Get it while it’s hot
Is it possible, or necessary, to atone for the horrible acts we committed as children? If childhood is indeed the proverbial age of innocence, the answer to this all-but-rhetorical inquiry is a resounding, “No.” And yet the question lingers in the wings of the theater of our memory, ready at a moment’s notice to strut and fret its way to center stage and dominate our thoughts until the hook of current events drags it back to the shadows whence it came.

What, you may be asking yourself, brought on this line of puerile introspection? Has Culture Vulture become mired in some soul-dimming emotional morass of futile regret? Well, to put it in a nutshell, no, we haven’t.

It started thusly. Every spring for the past six years my self and the girl of my dreams, I. Daphne St. Brie, have attended the Artisans Faire at Downtown Plaza Park in early May. It’s a lovely pre-Mothers Day event, filling the downtown park with all manner of talented people hawking everything from handcrafted hammer dulcimers to blown-glass vases to brazed garden ornaments to tie-dyed clothing to stoneware plates to wooden toys. And plenty more besides.

So there we were strolling hand in hand into the park on Sunday afternoon, pleasantly sated by a Grilla Bites luncheon, when the heat hit us both, hard. “Jeez. Hey Daphie,” I intoned, doing my impression of a living creature shrinking into a desiccated husk, “Now I know what an ant under a magnifying glass feels like.”

“I know,” came my love’s reply. “I was really sad the first time we walked through here after they cut down all the trees. But not half as sad as I am now.” And that, of course, was crux of the problem. Every previous memory of browsing our way around the Artisans Faire is shrouded in the lush green shade of those majestic if decrepit elms.
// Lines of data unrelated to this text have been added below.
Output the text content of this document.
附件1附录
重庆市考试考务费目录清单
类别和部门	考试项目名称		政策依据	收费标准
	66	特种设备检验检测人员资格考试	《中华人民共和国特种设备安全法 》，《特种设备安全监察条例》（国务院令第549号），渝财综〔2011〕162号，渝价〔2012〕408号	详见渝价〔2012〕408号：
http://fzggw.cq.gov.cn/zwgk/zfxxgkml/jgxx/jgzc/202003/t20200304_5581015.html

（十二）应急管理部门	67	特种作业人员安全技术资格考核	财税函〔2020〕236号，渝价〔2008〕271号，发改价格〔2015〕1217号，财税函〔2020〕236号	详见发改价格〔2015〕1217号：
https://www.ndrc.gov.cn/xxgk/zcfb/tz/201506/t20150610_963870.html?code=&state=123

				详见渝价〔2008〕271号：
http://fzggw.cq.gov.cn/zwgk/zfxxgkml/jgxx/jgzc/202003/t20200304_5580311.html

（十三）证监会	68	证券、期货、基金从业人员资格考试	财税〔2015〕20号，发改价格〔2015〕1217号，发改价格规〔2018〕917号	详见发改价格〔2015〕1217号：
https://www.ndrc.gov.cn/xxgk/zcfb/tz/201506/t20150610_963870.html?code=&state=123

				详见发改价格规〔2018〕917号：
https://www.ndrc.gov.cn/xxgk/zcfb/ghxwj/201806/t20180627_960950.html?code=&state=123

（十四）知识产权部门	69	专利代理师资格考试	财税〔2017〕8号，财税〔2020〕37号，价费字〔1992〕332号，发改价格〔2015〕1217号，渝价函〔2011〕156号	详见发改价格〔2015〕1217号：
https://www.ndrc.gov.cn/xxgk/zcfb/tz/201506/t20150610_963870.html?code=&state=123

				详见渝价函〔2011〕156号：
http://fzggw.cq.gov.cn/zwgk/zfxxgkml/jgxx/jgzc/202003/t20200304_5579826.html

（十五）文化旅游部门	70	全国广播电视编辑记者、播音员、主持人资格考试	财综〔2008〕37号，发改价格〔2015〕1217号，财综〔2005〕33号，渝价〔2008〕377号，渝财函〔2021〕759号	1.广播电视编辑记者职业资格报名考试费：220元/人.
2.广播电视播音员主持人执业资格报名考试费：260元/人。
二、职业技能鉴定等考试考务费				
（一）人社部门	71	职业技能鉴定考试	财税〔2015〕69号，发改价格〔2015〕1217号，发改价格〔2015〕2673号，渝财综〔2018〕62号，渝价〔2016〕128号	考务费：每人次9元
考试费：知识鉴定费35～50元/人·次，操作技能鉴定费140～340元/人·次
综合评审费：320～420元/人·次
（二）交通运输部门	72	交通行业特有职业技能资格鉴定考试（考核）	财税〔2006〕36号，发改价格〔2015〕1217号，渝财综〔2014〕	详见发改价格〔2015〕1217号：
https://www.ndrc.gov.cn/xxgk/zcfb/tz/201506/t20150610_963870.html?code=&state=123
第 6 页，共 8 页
And now here we were on this decapitated urban plain shielding our eyes with our hands and trying to find relief in the skimpy shade cast by nylon booth tops.

Adversity breeds resilience, though, or something like that, and we continued our perambulation around the plaza. Of particular note to several vendors was my Sierra Nevada Brewery T-shirt. “Those guys make some great beer,” remarked one smiling potter, mopping her brow with a damp towel. She didn’t need to add, “Boy, could I ever use a frosty one right now.” Communication was 90 percent perspiration in that exchange.

A jewelry-making couple near the corner of Third and Main inquired for directions to the brewery as we were exiting the park, and they looked very happy to hear that the brewery also contains one of the town’s finest restaurants. I could just picture them settling in after a long hot day of vending, discussing the day’s events over a well-chilled pitcher of Pale Bock or Summerfest, as beads of condensation rolled down the sides of their glasses.

But crossing the street, the sun reasserted itself mightily, and I couldn’t help but reflect once again on those pitiful and innocent ants that as a small boy I used to fry to a smoking crisp under the glowing focal point of a large magnifying glass. It’s impossible in retrospect to assign a clear motive to such guileless cruelty, so at this point all I honestly say is, "Sorry, ants, just stay out of my dog’s food dish, and I’ll do my best to live and let live from now on."